As always, though, Republicans face not only the opposition of Democrats, but of the liberal MSM as well. Consider this piece in the Washington Post. The byline belongs to Jonathan Weisman, but the story might as well have been written by Harry Reid’s staff. The bias and deception starts with the title: “Republicans Halt Ethics Legislation — Senators Sought Virtual Line-Item Veto.” Democratic talking points also dominate the first paragraph, which states:

Senate Republicans scuttled broad legislation last night to curtail lobbyists’ influence and tighten congressional ethics rules, refusing to let the bill pass without a vote on an unrelated measure that would give President Bush virtual line-item veto-power.

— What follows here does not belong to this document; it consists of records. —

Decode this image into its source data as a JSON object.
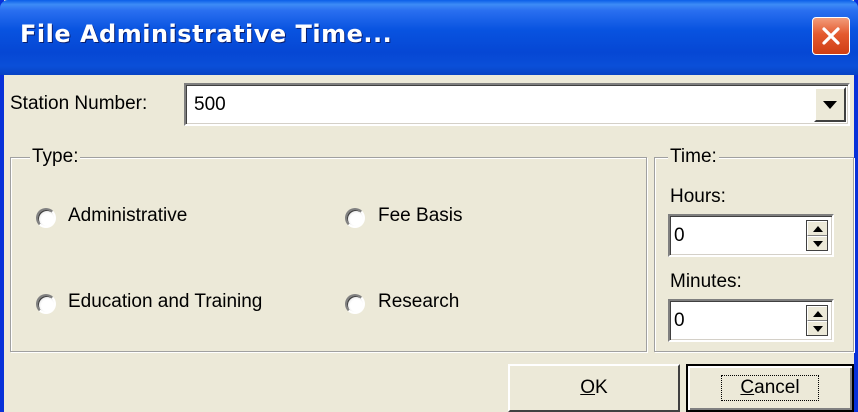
{
  "window": {
    "title": "File Administrative Time...",
    "close_icon": "close-icon"
  },
  "station": {
    "label": "Station Number:",
    "value": "500",
    "dropdown_icon": "chevron-down-icon"
  },
  "type_group": {
    "caption": "Type:",
    "options": [
      {
        "label": "Administrative",
        "selected": false
      },
      {
        "label": "Fee Basis",
        "selected": false
      },
      {
        "label": "Education and Training",
        "selected": false
      },
      {
        "label": "Research",
        "selected": false
      }
    ]
  },
  "time_group": {
    "caption": "Time:",
    "hours_label": "Hours:",
    "hours_value": "0",
    "minutes_label": "Minutes:",
    "minutes_value": "0"
  },
  "buttons": {
    "ok_mnemonic": "O",
    "ok_rest": "K",
    "cancel_mnemonic": "C",
    "cancel_rest": "ancel"
  },
  "colors": {
    "titlebar": "#0853e0",
    "close": "#e45a2f",
    "face": "#ece9d8"
  }
}
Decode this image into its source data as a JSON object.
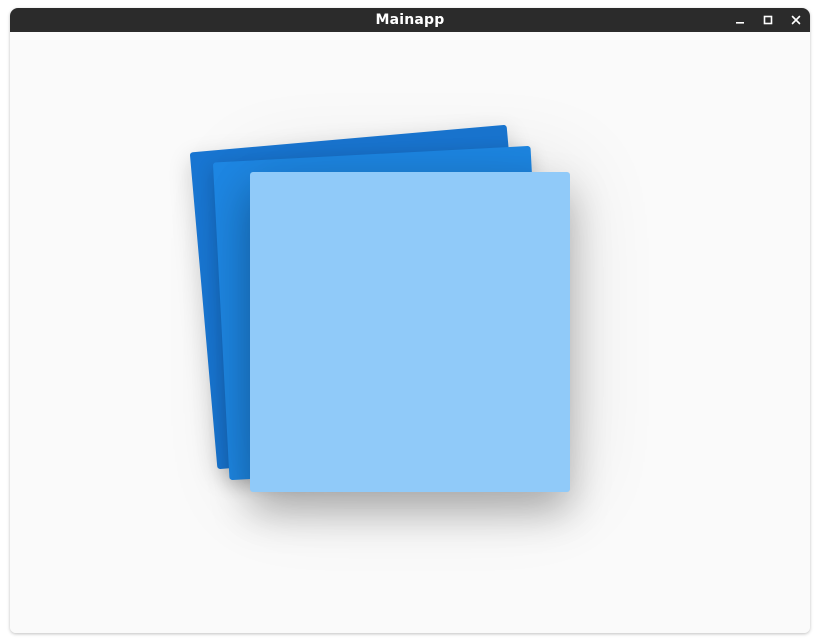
{
  "window": {
    "title": "Mainapp",
    "controls": [
      {
        "name": "minimize",
        "icon": "minimize-icon"
      },
      {
        "name": "maximize",
        "icon": "maximize-icon"
      },
      {
        "name": "close",
        "icon": "close-icon"
      }
    ]
  },
  "colors": {
    "titlebar": "#2b2b2b",
    "title_text": "#ffffff",
    "content_bg": "#fafafa",
    "card_back": "#1976d2",
    "card_middle": "#1e88e5",
    "card_front": "#90caf9"
  },
  "cards": [
    {
      "name": "card-back",
      "color": "#1976d2",
      "rotation_deg": -5
    },
    {
      "name": "card-middle",
      "color": "#1e88e5",
      "rotation_deg": -3
    },
    {
      "name": "card-front",
      "color": "#90caf9",
      "rotation_deg": 0
    }
  ]
}
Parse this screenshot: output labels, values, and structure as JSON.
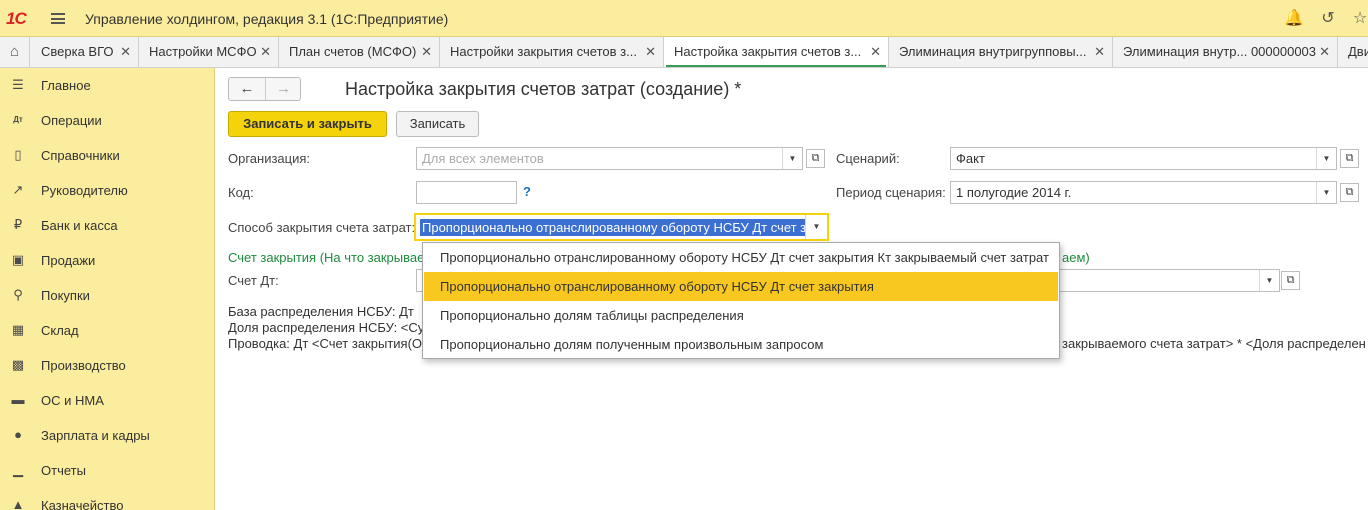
{
  "app": {
    "logo": "1С",
    "title": "Управление холдингом, редакция 3.1  (1С:Предприятие)"
  },
  "toolbar_icons": [
    "bell-icon",
    "history-icon",
    "star-icon"
  ],
  "tabs": [
    {
      "label": "Сверка ВГО",
      "close": "✕"
    },
    {
      "label": "Настройки МСФО",
      "close": "✕"
    },
    {
      "label": "План счетов (МСФО)",
      "close": "✕"
    },
    {
      "label": "Настройки закрытия счетов з...",
      "close": "✕"
    },
    {
      "label": "Настройка закрытия счетов з...",
      "close": "✕"
    },
    {
      "label": "Элиминация внутригрупповы...",
      "close": "✕"
    },
    {
      "label": "Элиминация внутр... 000000003",
      "close": "✕"
    },
    {
      "label": "Дви",
      "close": ""
    }
  ],
  "sidebar": {
    "items": [
      {
        "label": "Главное",
        "icon": "menu-lines-icon"
      },
      {
        "label": "Операции",
        "icon": "dt-kt-icon"
      },
      {
        "label": "Справочники",
        "icon": "books-icon"
      },
      {
        "label": "Руководителю",
        "icon": "trend-chart-icon"
      },
      {
        "label": "Банк и касса",
        "icon": "ruble-coin-icon"
      },
      {
        "label": "Продажи",
        "icon": "shopping-bag-icon"
      },
      {
        "label": "Покупки",
        "icon": "cart-icon"
      },
      {
        "label": "Склад",
        "icon": "warehouse-grid-icon"
      },
      {
        "label": "Производство",
        "icon": "factory-icon"
      },
      {
        "label": "ОС и НМА",
        "icon": "truck-icon"
      },
      {
        "label": "Зарплата и кадры",
        "icon": "person-icon"
      },
      {
        "label": "Отчеты",
        "icon": "bar-chart-icon"
      },
      {
        "label": "Казначейство",
        "icon": "treasury-icon"
      }
    ]
  },
  "form": {
    "title": "Настройка закрытия счетов затрат (создание) *",
    "save_close_label": "Записать и закрыть",
    "save_label": "Записать",
    "organization_label": "Организация:",
    "organization_placeholder": "Для всех элементов",
    "code_label": "Код:",
    "code_value": "",
    "help_mark": "?",
    "scenario_label": "Сценарий:",
    "scenario_value": "Факт",
    "period_label": "Период сценария:",
    "period_value": "1 полугодие 2014 г.",
    "method_label": "Способ закрытия счета затрат:",
    "method_value": "Пропорционально отранслированному обороту НСБУ Дт счет з",
    "closing_account_label_left": "Счет закрытия (На что закрывае",
    "closing_account_label_right": "аем)",
    "account_dt_label": "Счет Дт:",
    "desc_base_left": "База распределения НСБУ: Дт",
    "desc_share_left": "Доля распределения НСБУ: <Су",
    "desc_posting_left": "Проводка: Дт <Счет закрытия(О",
    "desc_posting_right": "закрываемого счета затрат> * <Доля распределен"
  },
  "dropdown": {
    "options": [
      "Пропорционально отранслированному обороту НСБУ Дт счет закрытия Кт закрываемый счет затрат",
      "Пропорционально отранслированному обороту НСБУ Дт счет закрытия",
      "Пропорционально долям таблицы распределения",
      "Пропорционально долям полученным произвольным запросом"
    ],
    "selected_index": 1
  },
  "colors": {
    "panel_yellow": "#fbed9e",
    "primary_button": "#f5d30b",
    "selected_option": "#f8c820",
    "accent_green": "#1e8a3d",
    "selection_blue": "#3b6fd1"
  }
}
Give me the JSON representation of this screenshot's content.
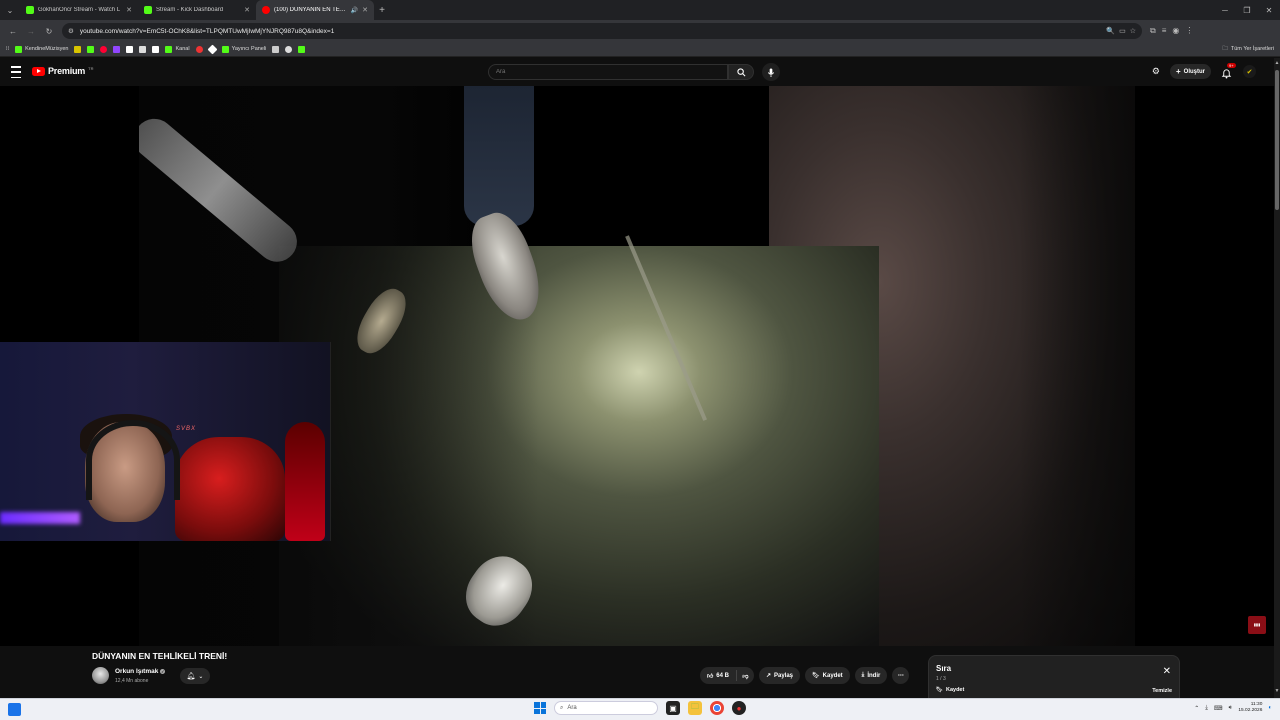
{
  "browser": {
    "tabs": [
      {
        "title": "GokhanOncr Stream - Watch L",
        "favicon_color": "#53fc18",
        "active": false
      },
      {
        "title": "Stream - Kick Dashboard",
        "favicon_color": "#53fc18",
        "active": false
      },
      {
        "title": "(100) DÜNYANIN EN TEHLİ",
        "favicon_color": "#ff0000",
        "active": true
      }
    ],
    "new_tab_icon": "plus-icon",
    "url": "youtube.com/watch?v=EmC5t-OChK8&list=TLPQMTUwMjIwMjYNJRQ987u8Q&index=1",
    "bookmarks": [
      {
        "label": "KendineMüzisyen",
        "color": "#53fc18"
      },
      {
        "label": "",
        "color": "#d8c400"
      },
      {
        "label": "",
        "color": "#53fc18"
      },
      {
        "label": "",
        "color": "#ff0033"
      },
      {
        "label": "",
        "color": "#9146ff"
      },
      {
        "label": "",
        "color": "#ffffff"
      },
      {
        "label": "",
        "color": "#ffffff"
      },
      {
        "label": "",
        "color": "#ffffff"
      },
      {
        "label": "Kanal",
        "color": "#53fc18"
      },
      {
        "label": "",
        "color": "#e33"
      },
      {
        "label": "",
        "color": "#ffffff"
      },
      {
        "label": "Yayıncı Paneli",
        "color": "#53fc18"
      },
      {
        "label": "",
        "color": "#ffffff"
      },
      {
        "label": "",
        "color": "#ffffff"
      },
      {
        "label": "",
        "color": "#53fc18"
      }
    ],
    "bookmarks_right": "Tüm Yer İşaretleri"
  },
  "youtube": {
    "logo_text": "Premium",
    "logo_sup": "TR",
    "search_placeholder": "Ara",
    "create_label": "Oluştur",
    "notification_count": "9+"
  },
  "video": {
    "title": "DÜNYANIN EN TEHLİKELİ TRENİ!",
    "channel_name": "Orkun Işıtmak",
    "subscribers": "12,4 Mn abone",
    "likes": "64 B",
    "share_label": "Paylaş",
    "save_label": "Kaydet",
    "download_label": "İndir",
    "webcam_logo": "SVBX"
  },
  "queue": {
    "title": "Sıra",
    "count": "1 / 3",
    "save_label": "Kaydet",
    "clear_label": "Temizle"
  },
  "taskbar": {
    "search_placeholder": "Ara",
    "time": "11:30",
    "date": "15.02.2026"
  }
}
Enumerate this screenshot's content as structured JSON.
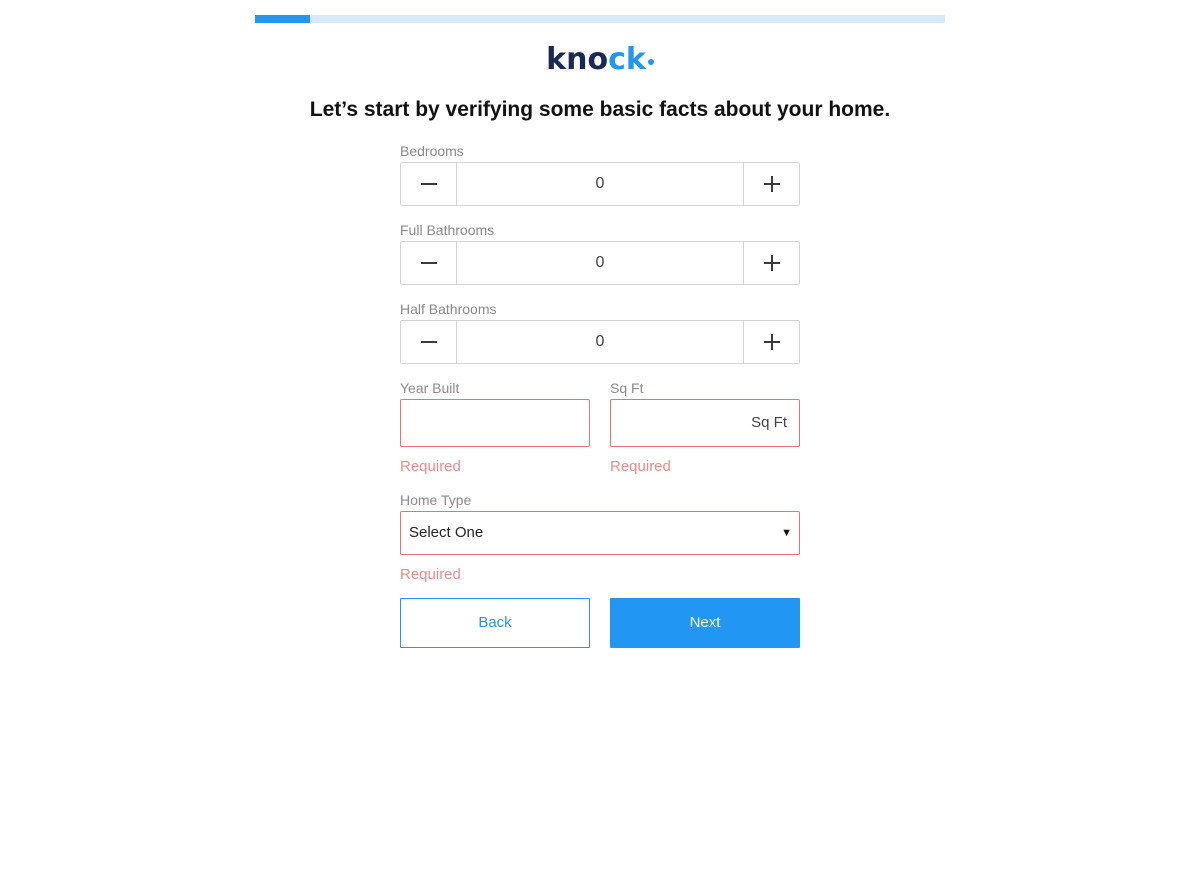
{
  "progress": {
    "fraction": 0.08
  },
  "logo": {
    "text_main": "kno",
    "text_accent": "ck"
  },
  "headline": "Let’s start by verifying some basic facts about your home.",
  "form": {
    "bedrooms": {
      "label": "Bedrooms",
      "value": "0"
    },
    "full_bathrooms": {
      "label": "Full Bathrooms",
      "value": "0"
    },
    "half_bathrooms": {
      "label": "Half Bathrooms",
      "value": "0"
    },
    "year_built": {
      "label": "Year Built",
      "value": "",
      "error": "Required"
    },
    "sq_ft": {
      "label": "Sq Ft",
      "value": "",
      "suffix": "Sq Ft",
      "error": "Required"
    },
    "home_type": {
      "label": "Home Type",
      "selected": "Select One",
      "error": "Required"
    }
  },
  "buttons": {
    "back_label": "Back",
    "next_label": "Next"
  },
  "colors": {
    "accent": "#2196f3",
    "progress_track": "#d6e8fb",
    "error": "#ef8a8a",
    "error_border": "#e57373",
    "logo_navy": "#1a2a55"
  },
  "icons": {
    "minus": "minus-icon",
    "plus": "plus-icon",
    "caret": "caret-down-icon"
  }
}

What’s wrong with this report? First, by calling the amendment “unrelated,” the Post refuses to acknowledge the link between the Republican proposal and reform. Allowing the president to rescind spending bills is a weapon in the battle against earmarks — a battle that should be a core component of ethics reform (more so, I would argue, than limiting corporate sponsored parties at political conventions, as the pending ethics legislations does). By identifying spending items that he considers pork, the president holds them up to scrutiny. Congress may nonetheless decide vote for the appropriations, but it must do so under a spotlight; it will lose the ability to sneak them through. And members who understand that the appropriations in question constitute pork but felt pressure to vote for them in the first instance will have more cover should they decide to vote against them the second time around.
If the Senate Democrats were serious about attacking earmarks, they would at least consider this legislation. But, as they proved last week, they are not serious about earmark reform.
Given the reformist purpose of the Republican amendment, it was unfair of the Post, in effect, to denounce Republicans for “scuttling” the effort of the Democrats to “break from the scandals” of the past. To attempt to amend reformist legislation by adding an additional reform provision is not to “scuttle.” One can argue that the amendment is unwise or that, though meritorious, it makes “the perfect the enemy of the good.” But Democrats should have to make that argument, and the Senate should then vote. If the amendment is defeated, the bill isn’t scuttled, only the amendment is. If the amendment passes, the bill presumably is improved. In any case, the Post should not be running interference for the Dems by pretending that the other side has no arguments.
The Post also dispays its bias by characterizing the amendment as another attempt “to give Bush power to strike individual items from spending bills. . .” The legislation, of course, gives the power to the executive, not to Bush personally. But for partisan Democrats, it’s always about Bush.